6 Dangerous and/or Disgusting Artifacts Found Sitting on Museum Shelves

  • From toxic chemicals to human urine, you sure can find anything at a museum.

Museums and other archeological collections have a noble mission — preserving our past so that we won’t forget it. Usually, they carry out their task by collecting old objects and artifacts.

But as museums themselves get older, their collections begin to fill with all kinds of ancient junk, like a hoarding grandma’s attic. Occasionally, some pretty questionable or even downright dangerous stuff ends up sitting on museum shelves without anyone ever realizing it’s there.


The University of Idaho archeologist Mark Warner and chemist Ray von Wandruszka decided to delve into the seedier corners of various archeological collections. They tested more than 500 items over 15 years and discovered some… Shall we say, interesting objects.

Here are six examples of the gross and even toxic things they found lying around in various collections.

1. Rancid Animal Oil

All photos courtesy of Mark Warner and Ray von Wandruszka.

Let’s start with something that wasn’t necessarily dangerous, but it was definitely revolting. One sample Warner and von Wandruszka got their hands on was a glass jar recovered from a historical trapper’s cabin in Idaho.

Inside the jar was a dark, viscous liquid. The archeologists who submitted it for analysis said it was something the trapper had “brewed” to attract animals.

When Warner and von Wandruszka opened the jar, they probably closed it very quickly. They were immediately assaulted by what they described as “a most unpleasant, penetrating odor.”

Analysis showed that the jar contained nothing brewed. It was full of old oil — most likely of animal origin — that turned foul and rancid over the decades.

2. Toxic Veterinary Medicine

Another unusual object was a glass vial from the still-active Cranky Sam Public House in Missoula, Montana. During renovations to the historical building, somebody recovered an old glass vial with brownish stains that had been sitting around there.

Well, the vial was a veterinary medicine bottle. The anti-parasitic product in it was used to rid liver flukes from cattle and sheep.

However, the effective substance in the medicine was hexachloroethane. The substance is toxic to both humans and animals when absorbed through the skin and it’s widely considered to cause cancer.

It wasn’t even good at what it was supposed to do. It kills adult liver flukes but does nothing to their eggs, meaning farmers had to keep treating their animals over and over, repeatedly exposing both of them to the poisonous substance.

3. Kellog’s Ant Paste (with Arsenic)

Kellog’s used to make a whole lot more than breakfast cereal. Case in point, their product catalog included ant paste.

No, it’s not a food paste made from ants.
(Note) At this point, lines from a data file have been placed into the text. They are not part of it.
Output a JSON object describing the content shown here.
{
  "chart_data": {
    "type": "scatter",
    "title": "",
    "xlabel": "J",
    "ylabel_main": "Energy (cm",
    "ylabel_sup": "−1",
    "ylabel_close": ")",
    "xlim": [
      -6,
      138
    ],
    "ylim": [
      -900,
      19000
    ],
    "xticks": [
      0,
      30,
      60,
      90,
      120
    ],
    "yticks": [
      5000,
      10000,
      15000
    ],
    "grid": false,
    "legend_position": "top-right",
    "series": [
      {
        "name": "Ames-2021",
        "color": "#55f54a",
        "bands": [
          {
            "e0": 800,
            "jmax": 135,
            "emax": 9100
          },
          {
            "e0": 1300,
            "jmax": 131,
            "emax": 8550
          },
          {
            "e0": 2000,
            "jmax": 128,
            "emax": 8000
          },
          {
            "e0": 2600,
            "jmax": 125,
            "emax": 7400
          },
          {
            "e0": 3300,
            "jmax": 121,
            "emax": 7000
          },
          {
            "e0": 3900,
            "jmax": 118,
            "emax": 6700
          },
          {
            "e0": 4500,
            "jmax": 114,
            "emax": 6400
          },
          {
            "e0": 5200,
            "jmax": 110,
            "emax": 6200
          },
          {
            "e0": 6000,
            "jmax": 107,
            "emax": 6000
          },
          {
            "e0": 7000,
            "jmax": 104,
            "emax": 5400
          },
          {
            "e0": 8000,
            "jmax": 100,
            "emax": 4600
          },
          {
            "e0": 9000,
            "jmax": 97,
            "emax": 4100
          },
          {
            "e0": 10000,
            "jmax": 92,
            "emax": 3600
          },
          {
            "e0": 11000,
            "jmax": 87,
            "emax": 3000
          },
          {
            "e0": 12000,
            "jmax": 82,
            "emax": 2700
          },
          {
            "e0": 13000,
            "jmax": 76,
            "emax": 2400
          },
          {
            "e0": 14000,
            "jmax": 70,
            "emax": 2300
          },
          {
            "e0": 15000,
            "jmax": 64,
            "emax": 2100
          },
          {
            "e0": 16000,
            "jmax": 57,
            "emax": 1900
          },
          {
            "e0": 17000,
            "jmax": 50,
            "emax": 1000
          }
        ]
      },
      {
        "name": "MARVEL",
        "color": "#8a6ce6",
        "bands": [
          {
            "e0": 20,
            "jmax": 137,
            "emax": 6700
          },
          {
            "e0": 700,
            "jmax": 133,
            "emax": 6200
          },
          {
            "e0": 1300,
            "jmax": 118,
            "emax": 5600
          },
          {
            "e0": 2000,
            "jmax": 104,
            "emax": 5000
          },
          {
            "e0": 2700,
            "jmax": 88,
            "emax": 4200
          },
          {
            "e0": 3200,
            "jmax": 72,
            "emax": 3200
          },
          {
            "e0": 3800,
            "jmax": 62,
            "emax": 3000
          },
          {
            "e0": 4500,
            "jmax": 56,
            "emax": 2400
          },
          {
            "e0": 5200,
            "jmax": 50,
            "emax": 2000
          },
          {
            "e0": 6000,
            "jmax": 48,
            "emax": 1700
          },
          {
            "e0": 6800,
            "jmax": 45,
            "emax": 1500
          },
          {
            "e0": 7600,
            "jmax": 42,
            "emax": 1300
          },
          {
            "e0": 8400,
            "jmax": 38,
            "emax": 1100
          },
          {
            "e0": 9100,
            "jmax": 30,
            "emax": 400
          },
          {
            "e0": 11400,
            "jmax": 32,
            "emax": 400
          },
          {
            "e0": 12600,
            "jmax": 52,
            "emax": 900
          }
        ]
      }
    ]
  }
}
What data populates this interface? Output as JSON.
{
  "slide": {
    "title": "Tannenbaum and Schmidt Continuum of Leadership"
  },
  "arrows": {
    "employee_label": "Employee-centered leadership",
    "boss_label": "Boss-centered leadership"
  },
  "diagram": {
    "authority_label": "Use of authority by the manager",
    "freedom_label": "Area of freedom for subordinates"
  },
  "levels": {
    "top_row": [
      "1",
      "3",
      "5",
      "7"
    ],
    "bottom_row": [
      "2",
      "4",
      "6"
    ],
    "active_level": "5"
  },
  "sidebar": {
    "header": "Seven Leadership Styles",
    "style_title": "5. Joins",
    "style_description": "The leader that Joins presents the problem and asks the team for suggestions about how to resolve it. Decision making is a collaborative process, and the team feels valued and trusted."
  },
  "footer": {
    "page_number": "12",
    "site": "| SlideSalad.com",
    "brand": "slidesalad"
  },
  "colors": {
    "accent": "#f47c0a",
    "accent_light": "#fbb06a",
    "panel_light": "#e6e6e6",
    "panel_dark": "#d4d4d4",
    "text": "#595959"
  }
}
It was a pesticide that, according to its ads, “makes ants disappear.”

We bet it does. That’s because the paste jar from California State Parks’ State Archaeological Collections Research Facility contains traces of arsenic.

Yeah, the stuff sure will make ants disappear — alongside anything else that happens to touch it.

4. Medicinal Syrup with Phosphorus and Strychnine

The medical scene used to be kind of a Wild West before modern control and standardization. In the late 19th and early 20th centuries, various patent medicines were all the rage.

They could contain pretty much anything. Like the “compound syrup” from a collection in Washington, D.C.

As the label proudly proclaims, the bottle contains “nutritive” hypophosphites. In high temperatures, these phosphorus substances can form phosphine gas, which is toxic and could, in the worst-case scenario, fill your lungs with liquid.

Another ingredient in the syrup was strychnine, which is another fatally toxic chemical. The syrup sure must’ve been good for what ails you — after all, you can’t be sick if you’re dead.

5. Mercury-Laden Face Cream

From a collection from Sandpoint, Ohio, Warner and von Wandruszka received a bottle that once contained Dr. T. Felix Gouraud’s Oriental Cream. This skincare product was touted as removing pimples, freckles, skin diseases, and practically every other blemish.

Bizarrely, the product was advertised as having been “tasted” to ensure it was “properly made.”

We sure hope no one ever actually tasted this stuff. Warner and von Wandruszka found that even after more than 100 years, the face cream bottle was still laden with remnants of mercury.

Just rubbing mercury all over your face is a spectacularly horrendous idea. But if some poor bastard’s job actually involved tasting it…

6. Whiskey (That Was Actually Urine)

The final sample on our list is a bottle of Iler’s Malt Whiskey from the collection of the Burke Museum in Seattle. Inside the bottle is a brownish, if slightly cloudy, liquid.

It would make sense that it’s old whiskey. So, bottoms up, right?

You’d be better not doing that. The liquid in the bottle turned out not to be whiskey — it’s human urine.

Clearly, whoever emptied the bottle had to answer nature’s call and decided to use the now-vacant vessel. We can’t help but wonder how long the museum displayed the piss as whiskey.

We also wonder if anyone ever tasted the fine vintage.